Becoming a mum and returning to work
Congratulations! After having a baby and becoming a parent, your life completely changes! For a woman, becoming a mother affects you physically, mentally, and emotionally. Having a newborn is a time of immense joy, but it can also be one of doubt, anxiety, and a loss of identity.

The feeling of "who am I?" can hit some career-orientated women very hard. I remember my own experience of feelings of isolation and failure when my firstborn wouldn’t eat or sleep. If you are, like I was, a highly driven individual with many life goals centred around achievement, then a baby is unchartered territory - a little bundle of joy who often presents 'unsolvable' problems, with no manual or guide. And then, just as you've mastered the art of 'being a mum', all too soon it's time to return to work.
A year is a long time away from work. A lot has happened in your life, and you now have the dawning realisation that the world at work has changed also.
- Will you have a new role?
- Do you have a new boss or new colleagues?
- Will they think your 'maternity cover' does a better job than you?
- Can you work part-time?
- Who will look after your baby?
- How will you know what is best?
- How do you cope with the guilt of leaving your baby?
- Do you resent having to go back to work?
- Do you need to go back to work for your own well-being needs?
- Do you feel pressured to conform to others' expectations to the detriment of your own needs and goals?
Motherhood guilt
For support through the competing challenges of motherhood, returning to work and finding 'you', and implementing essential self-care, an experienced coach can be invaluable. A life coach will provide you with a non-judgemental, supportive space to explore how you can thrive in this ever-changing environment where everyone seems to have an opinion which they deem should be yours.
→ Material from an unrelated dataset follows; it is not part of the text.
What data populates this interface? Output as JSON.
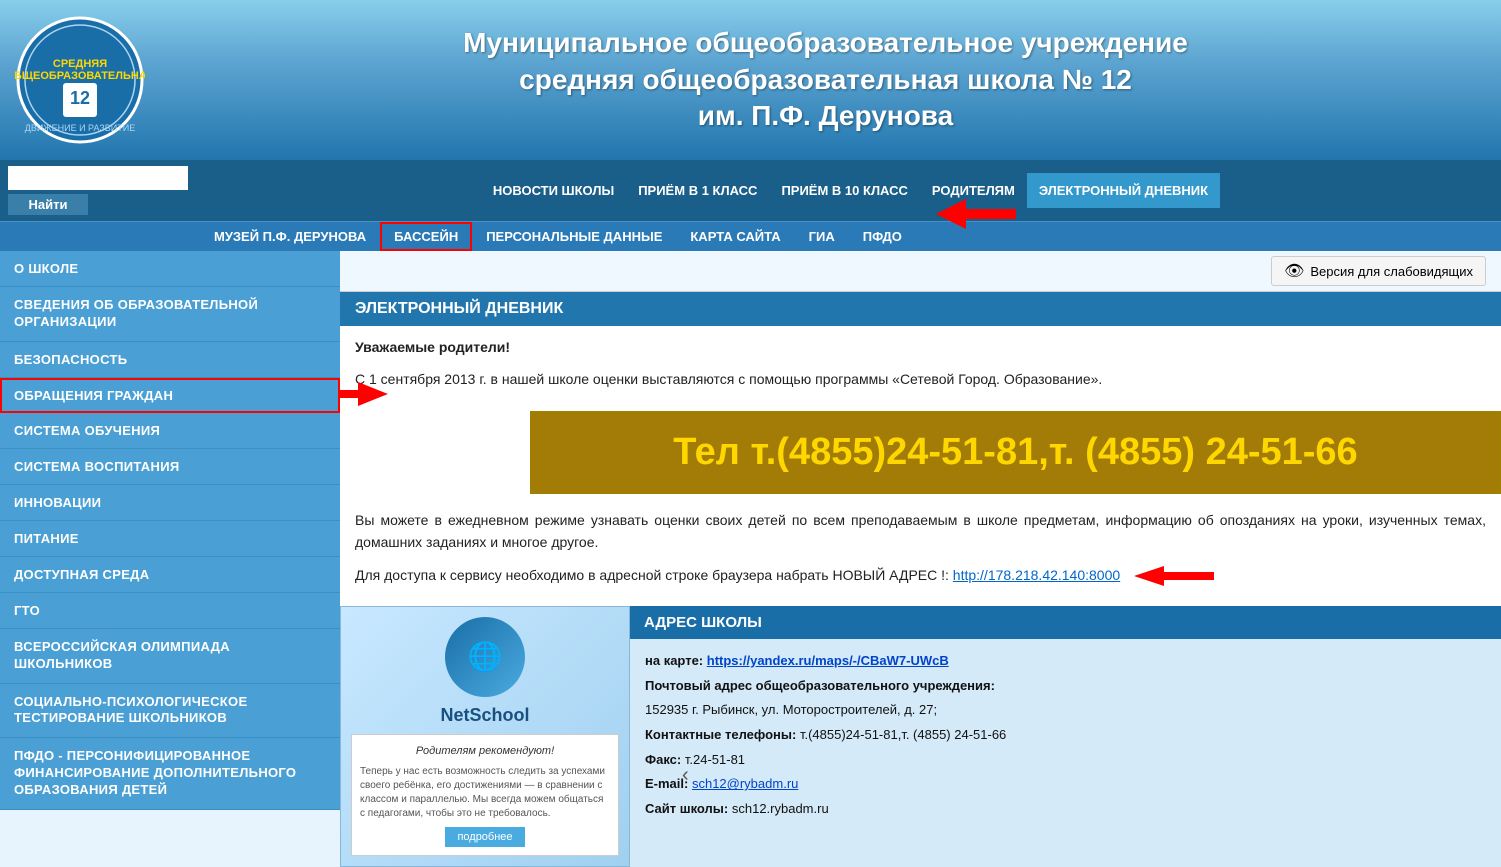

I can remember well my daily relay race as a working mum. The 6 am alarm, up, dressed, in the car, nursery drop off, wave goodbye, drive to work, race from one meeting to the next, eat a sandwich at the computer, more meetings, run to the car, sit in traffic, watch the clock tick off until nursery closes, race in to pick up my two boys, pack them into the car, wake them up when we got home, feed them a hurriedly heated supper, bath, bed - no story. Then it'd be time to load the washing, order the groceries, and flop on the sofa with a glass of wine to read the emails that had come in whilst I’d been 'sorting the boys'. That was pretty much the pattern for five days a week over 15 years.
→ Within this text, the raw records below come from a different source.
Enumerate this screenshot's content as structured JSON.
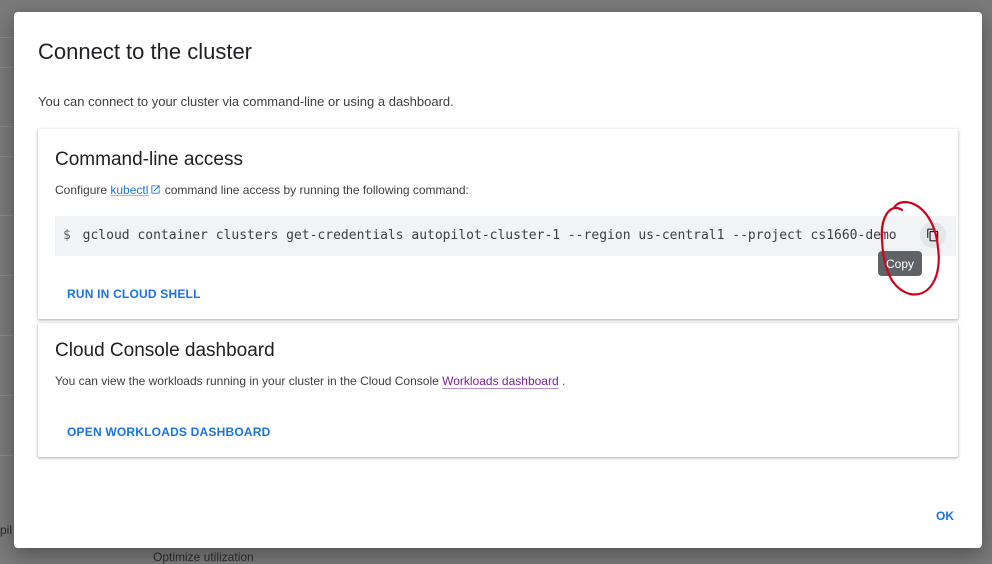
{
  "background": {
    "left_fragment": "pil",
    "bottom_fragment": "Optimize utilization"
  },
  "dialog": {
    "title": "Connect to the cluster",
    "subtitle": "You can connect to your cluster via command-line or using a dashboard.",
    "cli": {
      "title": "Command-line access",
      "text_before": "Configure ",
      "link_label": "kubectl",
      "link_icon": "external-link-icon",
      "text_after": " command line access by running the following command:",
      "prompt": "$",
      "command": "gcloud container clusters get-credentials autopilot-cluster-1 --region us-central1 --project cs1660-demo",
      "copy_icon": "copy-icon",
      "tooltip": "Copy",
      "run_button": "RUN IN CLOUD SHELL"
    },
    "dashboard": {
      "title": "Cloud Console dashboard",
      "text_before": "You can view the workloads running in your cluster in the Cloud Console ",
      "link_label": "Workloads dashboard",
      "text_after": " .",
      "open_button": "OPEN WORKLOADS DASHBOARD"
    },
    "ok_button": "OK"
  },
  "colors": {
    "accent": "#1a73e8",
    "link_visited": "#7b1fa2",
    "annotation": "#d0021b"
  }
}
I am, in some ways, a woman of the 'leading-edge' generation, the testing ground for changes in attitudes from equal rights through to issues of the menopause. For me as a new mum, flexible working and part-time working were rare exceptions, and certainly 'not an option' in management roles. I am thrilled to see how the workplace is changing, and how employers are now engaging in new approaches to employment.
But emotional support, practical organisation, and effective prioritisation of demands and issues remain essential for these new, flexible approaches to work to be a success and to provide great outcomes for working mums.
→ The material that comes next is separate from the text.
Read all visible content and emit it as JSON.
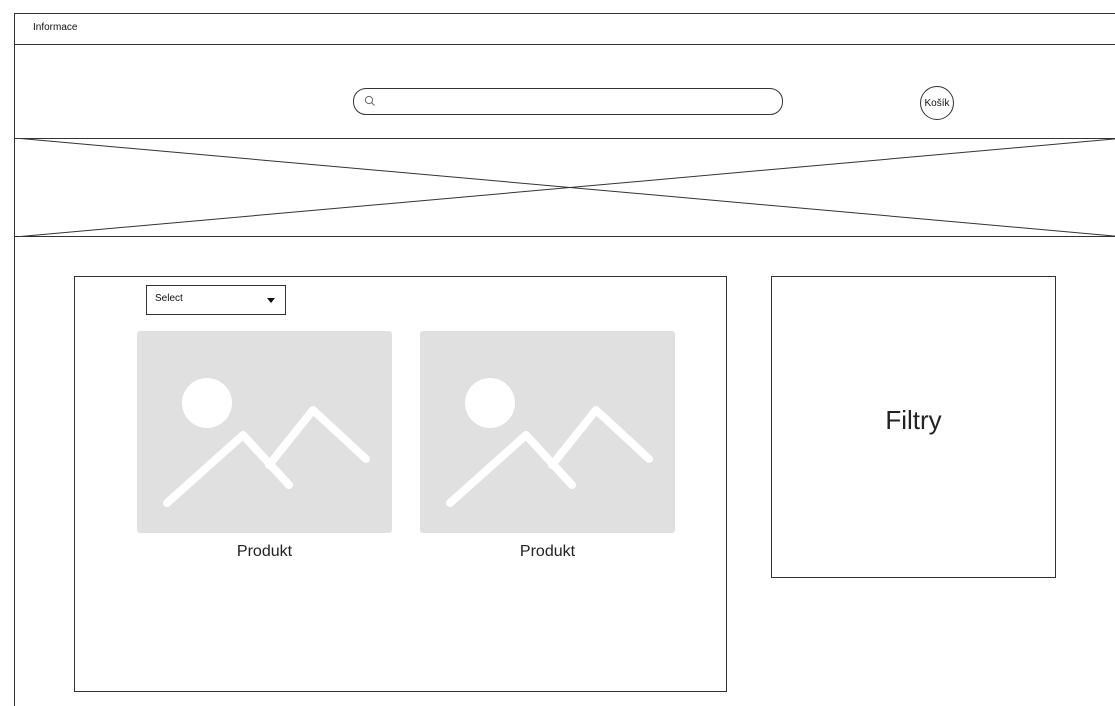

Finding time for you is key in 'being the best you' for you and your baby, and also for your relationships with partners, friends, wives, and employees. Having clear boundaries will help you to achieve this all-important balance.
What is also helpful to keep in mind during periods of change and challenge is to be aware of your locus of control. This will also assist you to review your thoughts and feelings. You do not need to feel that 'this is all happening to you'; you can change your perspective and keep a positive outlook.
My sons are now in their 20s and I’m so proud of them. Motherhood is a long road - take the time to ensure you enjoy it.